For
as
long as I can remember, I have wanted to go to Cape Canaveral,
Florida and
visit the “Kennedy Space Center”.
Last
week, I got my chance. For an entire day, Sara and I wandered
around marvelling
over rockets, spacesuits and moon rocks.
It was incredible!
The
amazing
thing about the space program is that it was built entirely on
hope. When John F. Kennedy
made his famous speech stating
that the United States was going to put a man on the moon before
the end of the
decade, America had put a grand total of one astronaut into space. In fact, that historic flight
by Alan
Shepherd was not even an orbital mission.
All he did was go up and come back down.
In other words, NASA had no plans, no hardware and no
capability to do
what the president said they were going to do.

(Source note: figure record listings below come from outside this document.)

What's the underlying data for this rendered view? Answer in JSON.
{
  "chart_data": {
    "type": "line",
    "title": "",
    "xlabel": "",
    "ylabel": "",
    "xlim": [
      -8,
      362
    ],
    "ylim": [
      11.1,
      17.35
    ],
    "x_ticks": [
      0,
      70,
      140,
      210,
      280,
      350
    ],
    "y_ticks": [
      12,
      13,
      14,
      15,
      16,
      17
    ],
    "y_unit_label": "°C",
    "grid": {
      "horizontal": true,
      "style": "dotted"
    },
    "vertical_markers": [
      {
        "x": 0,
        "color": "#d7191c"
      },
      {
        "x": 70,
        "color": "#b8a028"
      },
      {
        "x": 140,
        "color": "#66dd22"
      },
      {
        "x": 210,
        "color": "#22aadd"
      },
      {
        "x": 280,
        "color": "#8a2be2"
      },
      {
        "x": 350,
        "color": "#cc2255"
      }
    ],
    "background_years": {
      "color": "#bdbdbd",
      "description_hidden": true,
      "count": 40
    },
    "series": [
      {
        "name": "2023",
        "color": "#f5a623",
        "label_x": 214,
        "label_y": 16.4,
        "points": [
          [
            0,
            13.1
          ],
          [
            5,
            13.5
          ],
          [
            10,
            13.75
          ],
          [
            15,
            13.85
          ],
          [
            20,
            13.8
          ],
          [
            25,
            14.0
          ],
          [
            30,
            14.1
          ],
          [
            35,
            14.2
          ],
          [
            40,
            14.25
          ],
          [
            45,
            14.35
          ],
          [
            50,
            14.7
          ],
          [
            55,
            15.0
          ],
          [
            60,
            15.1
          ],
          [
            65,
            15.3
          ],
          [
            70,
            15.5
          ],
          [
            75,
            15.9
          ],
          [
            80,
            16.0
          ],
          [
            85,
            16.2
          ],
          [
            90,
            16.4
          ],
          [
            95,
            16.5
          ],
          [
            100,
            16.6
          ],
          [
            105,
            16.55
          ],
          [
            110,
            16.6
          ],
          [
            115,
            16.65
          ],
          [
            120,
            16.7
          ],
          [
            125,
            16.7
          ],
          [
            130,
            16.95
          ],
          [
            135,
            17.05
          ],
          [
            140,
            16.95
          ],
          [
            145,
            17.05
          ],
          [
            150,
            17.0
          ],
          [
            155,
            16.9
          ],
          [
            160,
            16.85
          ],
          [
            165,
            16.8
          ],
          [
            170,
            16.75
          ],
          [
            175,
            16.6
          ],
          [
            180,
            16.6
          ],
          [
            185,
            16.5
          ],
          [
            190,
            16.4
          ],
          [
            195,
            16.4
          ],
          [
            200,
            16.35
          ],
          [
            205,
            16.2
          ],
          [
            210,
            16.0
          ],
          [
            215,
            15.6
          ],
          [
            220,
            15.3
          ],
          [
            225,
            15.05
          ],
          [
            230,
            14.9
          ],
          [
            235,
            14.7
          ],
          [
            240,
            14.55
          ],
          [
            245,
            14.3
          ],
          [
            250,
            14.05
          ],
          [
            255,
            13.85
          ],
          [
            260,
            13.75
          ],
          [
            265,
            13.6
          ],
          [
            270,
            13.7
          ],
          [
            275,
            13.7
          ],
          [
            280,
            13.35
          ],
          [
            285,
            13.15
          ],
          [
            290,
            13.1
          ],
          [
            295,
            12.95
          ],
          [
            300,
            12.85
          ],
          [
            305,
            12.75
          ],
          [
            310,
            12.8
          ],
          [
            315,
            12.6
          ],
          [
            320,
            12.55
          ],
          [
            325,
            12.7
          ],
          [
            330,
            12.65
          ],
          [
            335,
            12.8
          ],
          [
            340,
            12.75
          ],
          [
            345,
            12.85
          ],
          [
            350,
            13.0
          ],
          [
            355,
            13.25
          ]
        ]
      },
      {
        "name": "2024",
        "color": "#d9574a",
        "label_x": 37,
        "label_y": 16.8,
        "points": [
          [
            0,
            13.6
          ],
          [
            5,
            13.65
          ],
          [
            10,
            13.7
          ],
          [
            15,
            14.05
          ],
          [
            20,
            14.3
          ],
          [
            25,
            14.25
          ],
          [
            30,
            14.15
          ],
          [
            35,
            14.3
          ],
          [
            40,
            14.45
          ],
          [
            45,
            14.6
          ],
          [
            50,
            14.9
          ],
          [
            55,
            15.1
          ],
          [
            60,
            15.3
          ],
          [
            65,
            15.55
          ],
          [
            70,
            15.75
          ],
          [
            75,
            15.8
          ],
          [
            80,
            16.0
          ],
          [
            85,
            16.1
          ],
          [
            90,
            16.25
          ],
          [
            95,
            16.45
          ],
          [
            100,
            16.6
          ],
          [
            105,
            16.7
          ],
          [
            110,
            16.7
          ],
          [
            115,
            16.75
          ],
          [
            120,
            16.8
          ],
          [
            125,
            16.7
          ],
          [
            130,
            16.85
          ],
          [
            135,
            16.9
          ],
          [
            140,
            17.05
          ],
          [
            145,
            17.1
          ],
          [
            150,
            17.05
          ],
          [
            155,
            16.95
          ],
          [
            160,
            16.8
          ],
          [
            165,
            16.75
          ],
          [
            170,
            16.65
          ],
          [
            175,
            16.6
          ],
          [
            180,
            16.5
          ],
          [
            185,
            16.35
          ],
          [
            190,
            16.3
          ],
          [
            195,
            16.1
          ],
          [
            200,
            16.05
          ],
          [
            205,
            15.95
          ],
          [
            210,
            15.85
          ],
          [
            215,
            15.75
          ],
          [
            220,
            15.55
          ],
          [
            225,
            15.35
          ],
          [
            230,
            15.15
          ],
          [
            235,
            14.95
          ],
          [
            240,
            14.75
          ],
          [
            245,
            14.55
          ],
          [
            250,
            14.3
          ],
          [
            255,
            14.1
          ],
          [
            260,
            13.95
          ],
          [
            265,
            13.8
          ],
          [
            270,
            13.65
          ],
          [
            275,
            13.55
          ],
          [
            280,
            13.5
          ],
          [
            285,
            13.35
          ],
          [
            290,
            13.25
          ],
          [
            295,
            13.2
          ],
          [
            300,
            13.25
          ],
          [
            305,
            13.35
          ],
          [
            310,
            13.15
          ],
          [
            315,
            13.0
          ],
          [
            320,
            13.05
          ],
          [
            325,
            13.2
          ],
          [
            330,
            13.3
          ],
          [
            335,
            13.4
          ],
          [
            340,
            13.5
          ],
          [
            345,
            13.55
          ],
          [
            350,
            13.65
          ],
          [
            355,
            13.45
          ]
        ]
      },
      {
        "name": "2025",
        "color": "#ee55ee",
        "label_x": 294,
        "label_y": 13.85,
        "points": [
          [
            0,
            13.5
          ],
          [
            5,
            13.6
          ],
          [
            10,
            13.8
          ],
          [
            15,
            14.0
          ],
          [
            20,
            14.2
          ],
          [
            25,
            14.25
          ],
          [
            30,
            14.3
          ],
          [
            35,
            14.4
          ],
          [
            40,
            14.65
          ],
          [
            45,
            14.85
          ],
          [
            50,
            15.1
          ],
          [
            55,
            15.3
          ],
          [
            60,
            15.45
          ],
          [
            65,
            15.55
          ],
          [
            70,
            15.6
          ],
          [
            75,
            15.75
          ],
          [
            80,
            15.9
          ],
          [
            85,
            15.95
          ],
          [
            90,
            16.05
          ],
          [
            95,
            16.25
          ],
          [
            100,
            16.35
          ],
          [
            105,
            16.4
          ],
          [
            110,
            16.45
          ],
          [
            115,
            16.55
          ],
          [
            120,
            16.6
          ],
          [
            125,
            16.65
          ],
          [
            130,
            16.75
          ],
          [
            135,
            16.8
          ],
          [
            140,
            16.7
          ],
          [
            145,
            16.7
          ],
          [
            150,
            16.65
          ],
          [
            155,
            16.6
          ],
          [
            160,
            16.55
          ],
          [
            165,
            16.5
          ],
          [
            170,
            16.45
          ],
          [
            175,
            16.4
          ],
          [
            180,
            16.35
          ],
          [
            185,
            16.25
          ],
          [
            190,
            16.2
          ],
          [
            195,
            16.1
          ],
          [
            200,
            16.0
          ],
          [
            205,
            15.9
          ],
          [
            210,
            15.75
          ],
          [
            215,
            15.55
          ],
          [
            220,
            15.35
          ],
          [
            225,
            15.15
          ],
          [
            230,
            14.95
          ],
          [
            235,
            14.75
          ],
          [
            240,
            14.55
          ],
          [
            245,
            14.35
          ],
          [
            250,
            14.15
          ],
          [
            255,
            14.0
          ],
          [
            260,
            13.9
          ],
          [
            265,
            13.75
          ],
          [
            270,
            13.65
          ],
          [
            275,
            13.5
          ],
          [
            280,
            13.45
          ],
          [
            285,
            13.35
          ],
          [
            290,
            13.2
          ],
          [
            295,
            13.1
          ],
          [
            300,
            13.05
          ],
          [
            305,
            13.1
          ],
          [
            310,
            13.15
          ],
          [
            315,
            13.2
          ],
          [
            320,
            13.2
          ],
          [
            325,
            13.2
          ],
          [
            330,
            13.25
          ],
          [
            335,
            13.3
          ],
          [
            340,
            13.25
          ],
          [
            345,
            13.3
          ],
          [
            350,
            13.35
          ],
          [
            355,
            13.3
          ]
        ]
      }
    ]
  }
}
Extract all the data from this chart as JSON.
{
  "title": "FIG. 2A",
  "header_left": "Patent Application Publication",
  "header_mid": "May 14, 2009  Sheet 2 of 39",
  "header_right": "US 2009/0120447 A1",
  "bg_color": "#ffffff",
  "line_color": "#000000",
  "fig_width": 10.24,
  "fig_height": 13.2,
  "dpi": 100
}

All they had was the hope that they could do it, but that
hope made all
the difference.
In
the
beginning, the rockets failed more often than they flew, but they
looked at one
another and said, “We are going to the moon!”
As
their understanding and ability increased, they looked at one
another and said,
“We are going to the moon!”
Even
when a series of huge mistakes took the lives of three astronauts
on Apollo 1,
the hope of going to the moon moved the program forward and,
because of that
hope, they did not stop until they reached their goal.
Hope
is
powerful! Hope is fuel
that keeps us
going. Hope enables us to
dream, plan,
think and see possibilities even when our circumstances are less
than
desirable. Hope is
essential for growth,
progress and maturity. When
a feeling of
hopelessness creeps in, we are done.
Knowing
this, it should come as no surprise that the Bible says a great
deal about
hope. In one instance,
Paul says, “I
pray that the eyes of your heart may be enlightened in order that
you may know
the hope to which he has called you, the riches of his glorious
inheritance in
his holy people, and his incomparably great power for us who
believe”
(Ephesians 1:18-19). If
hope sustains us
in earthly things, how much more important is a hope that benefits
us not only
now, but eternally as well?
Jesus’
death gives us hope and that hope changes everything.